Kürt Halk Önderi Abdullah Öcalan’ın İtalya’nın Risorgimento dönemindeki ulusal kahramanlarına benzeten İtalyan Diplomat Franco Danieli, “İtalya’nın bağımsızlığı için mücadele eden Giuseppe Garibaldi ve Giuseppe Mazzini neyse, Öcalan da Kürt halkı için aynı durumdadır. Kürt halkının tarihsel lideridir, serbest bırakılmalıdır” dedi.
Abdullah Öcalan’ın öncülüğünü yaptığı sürecin Türkiye halkları açısından büyük bir umut olduğunu belirten İtalyan diplomat Franco Danieli, Devletin, özellikle Cumhurbaşkanı Erdoğan’ın tutumunu güven vermediğini söyledi.

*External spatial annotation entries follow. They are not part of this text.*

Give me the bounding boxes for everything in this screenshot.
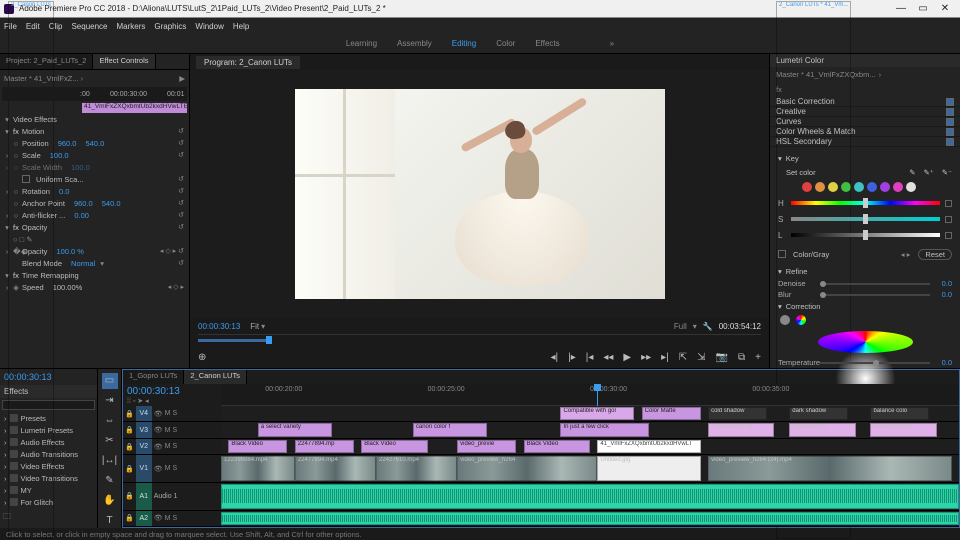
workspace-overflow[interactable]: » [610,39,614,48]
zoom-fit[interactable]: Fit [250,322,259,331]
sequence-duration: 00:03:54:12 [719,322,761,331]
workspace-learning[interactable]: Learning [346,39,377,48]
menu-graphics[interactable]: Graphics [154,22,186,31]
track-a2[interactable] [221,511,959,527]
window-close-button[interactable]: ✕ [934,3,956,14]
go-to-out-icon[interactable]: ▸| [661,352,669,363]
sat-slider[interactable] [791,215,940,223]
program-timecode[interactable]: 00:00:30:13 [198,322,240,331]
eyedropper-add-icon[interactable]: ✎⁺ [924,168,934,177]
color-swatch[interactable] [880,182,890,192]
workspace-effects[interactable]: Effects [535,39,559,48]
type-tool[interactable]: T [102,512,118,528]
sequence-tab-1[interactable]: 1_Gopro LUTs [123,370,184,384]
sequence-tab-2[interactable]: 2_Canon LUTs [184,370,247,384]
lum-slider[interactable] [791,231,940,239]
antiflicker-value[interactable]: 0.00 [74,211,89,220]
window-minimize-button[interactable]: — [890,3,912,14]
selection-tool[interactable]: ▭ [102,373,118,389]
color-swatch[interactable] [854,182,864,192]
timeline-ruler[interactable]: 00:00:20:00 00:00:25:00 00:00:30:00 00:0… [221,384,959,406]
speed-value[interactable]: 100.00% [53,283,83,292]
play-button[interactable]: ▶ [623,352,631,363]
track-v2[interactable]: Black Video 22477894.mp Black Video vide… [221,439,959,455]
lumetri-color-panel: Lumetri Color Master * 41_VmlFxZXQxbm...… [770,54,960,368]
position-y[interactable]: 540.0 [85,139,104,148]
eyedropper-sub-icon[interactable]: ✎⁻ [942,168,952,177]
step-back-icon[interactable]: ◂◂ [603,352,613,363]
pen-tool[interactable]: ✎ [102,472,118,488]
mark-in-icon[interactable]: ◂| [550,352,558,363]
hue-slider[interactable] [791,199,940,207]
ec-clip-path: Master * 41_VmlFxZ... › 2_Canon LUTs ▶ [2,72,187,85]
workspace-editing[interactable]: Editing [452,39,476,48]
color-swatch[interactable] [906,182,916,192]
temperature-slider[interactable] [820,362,930,364]
anchor-y[interactable]: 540.0 [102,199,121,208]
wrench-icon[interactable]: 🔧 [703,322,713,331]
color-swatch[interactable] [893,182,903,192]
color-wheel[interactable] [818,331,913,353]
export-frame-icon[interactable]: 📷 [716,352,728,363]
menu-help[interactable]: Help [233,22,249,31]
denoise-slider[interactable] [820,283,930,285]
timeline-panel: 1_Gopro LUTs 2_Canon LUTs 00:00:30:13 ⁞⁞… [122,369,960,528]
track-v3[interactable]: a select variety canon color f In just a… [221,422,959,438]
program-scrubber[interactable] [198,334,761,346]
reset-button[interactable]: Reset [918,249,952,260]
ec-clip-name[interactable]: 2_Canon LUTs [8,70,54,368]
eyedropper-icon[interactable]: ✎ [909,168,915,177]
effect-controls-panel: Project: 2_Paid_LUTs_2 Effect Controls M… [0,54,190,368]
lift-icon[interactable]: ⇱ [679,352,687,363]
blend-mode-select[interactable]: Normal [71,259,95,268]
compare-icon[interactable]: ⧉ [738,352,745,363]
mark-out-icon[interactable]: |▸ [568,352,576,363]
blur-slider[interactable] [820,294,930,296]
anchor-x[interactable]: 960.0 [74,199,93,208]
ripple-tool[interactable]: ⇔ [102,413,118,429]
add-button-icon[interactable]: + [755,352,761,363]
track-v4[interactable]: Compatible with gol Color Matte cold sha… [221,406,959,422]
menu-sequence[interactable]: Sequence [71,22,107,31]
menu-window[interactable]: Window [195,22,223,31]
hand-tool[interactable]: ✋ [102,492,118,508]
program-monitor[interactable] [295,89,665,299]
position-x[interactable]: 960.0 [58,139,77,148]
workspace-assembly[interactable]: Assembly [397,39,432,48]
step-fwd-icon[interactable]: ▸▸ [641,352,651,363]
track-select-tool[interactable]: ⇥ [102,393,118,409]
transport-controls: ⊕ ◂| |▸ |◂ ◂◂ ▶ ▸▸ ▸| ⇱ ⇲ 📷 ⧉ + [190,346,769,368]
tab-effect-controls[interactable]: Effect Controls [93,54,155,69]
reset-icon[interactable]: ↺ [178,127,184,135]
extract-icon[interactable]: ⇲ [697,352,705,363]
ec-mini-ruler[interactable]: :00 00:00:30:00 00:01 [2,87,187,101]
track-a1[interactable] [221,483,959,511]
slip-tool[interactable]: |↔| [102,453,118,469]
color-swatch[interactable] [867,182,877,192]
rotation-value[interactable]: 0.0 [59,187,69,196]
add-marker-icon[interactable]: ⊕ [198,352,206,363]
program-monitor-panel: Program: 2_Canon LUTs 00:00:30:13 Fit▾ F… [190,54,770,368]
program-tab[interactable]: Program: 2_Canon LUTs [196,56,300,69]
window-maximize-button[interactable]: ▭ [912,3,934,14]
go-to-in-icon[interactable]: |◂ [586,352,594,363]
ec-clip-bar[interactable]: 41_VmlFxZXQxbmtUb2kxdHVwLTEy.mov [82,103,187,113]
window-title: Adobe Premiere Pro CC 2018 - D:\Aliona\L… [19,4,890,13]
menu-markers[interactable]: Markers [117,22,146,31]
track-v1[interactable]: 122396884.mp4 22477894.mp4 22427610.mp4 … [221,455,959,483]
workspace-color[interactable]: Color [496,39,515,48]
tool-palette: ▭ ⇥ ⇔ ✂ |↔| ✎ ✋ T [98,369,122,528]
opacity-value[interactable]: 100.0 % [56,247,84,256]
razor-tool[interactable]: ✂ [102,433,118,449]
sequence-timecode[interactable]: 00:00:30:13 [127,386,217,397]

ANF’ye konuşan Franco Danieli, devam eden diyalog sürecinin başta Kürt halkı olmak üzere Türkiye’deki tüm halklar için büyük bir umut anlamına geldiğini söyledi. Kürt Özgürlük Hareketi’nin attığı tarihi adımlara dikkat çeken Danieli, Türkiye’nin sürecin başarısı için somut adımlar atmamasını eleştirdi. Devletin yaklaşımının güven vermediğini belirten Danieli şunları söyledi:
“Daha önce de benzer süreçler yaşandı ve devletin tutumundan kaynaklı başarısızlıkla sonuçlandı. Yeni bir dönemdeyiz. Parlamento bünyesinde kurulmuş bir komisyon var ve Öcalan ile görüştü. Öcalan bir yol haritası önerdi ama devlet kanadında hâlâ net bir tutum yok. Unutmamak gerekir ki Erdoğan, partisi ve yargıçlarıyla muhatap olunan bir Türkiye var. Türkiye’yi demokratik bir ülke olarak nitelendirmek mümkün değil. Güçler ayrılığı yok, yargı bağımsız değil.”
‘Demokratikleşme mi, iktidarını korumak mı?’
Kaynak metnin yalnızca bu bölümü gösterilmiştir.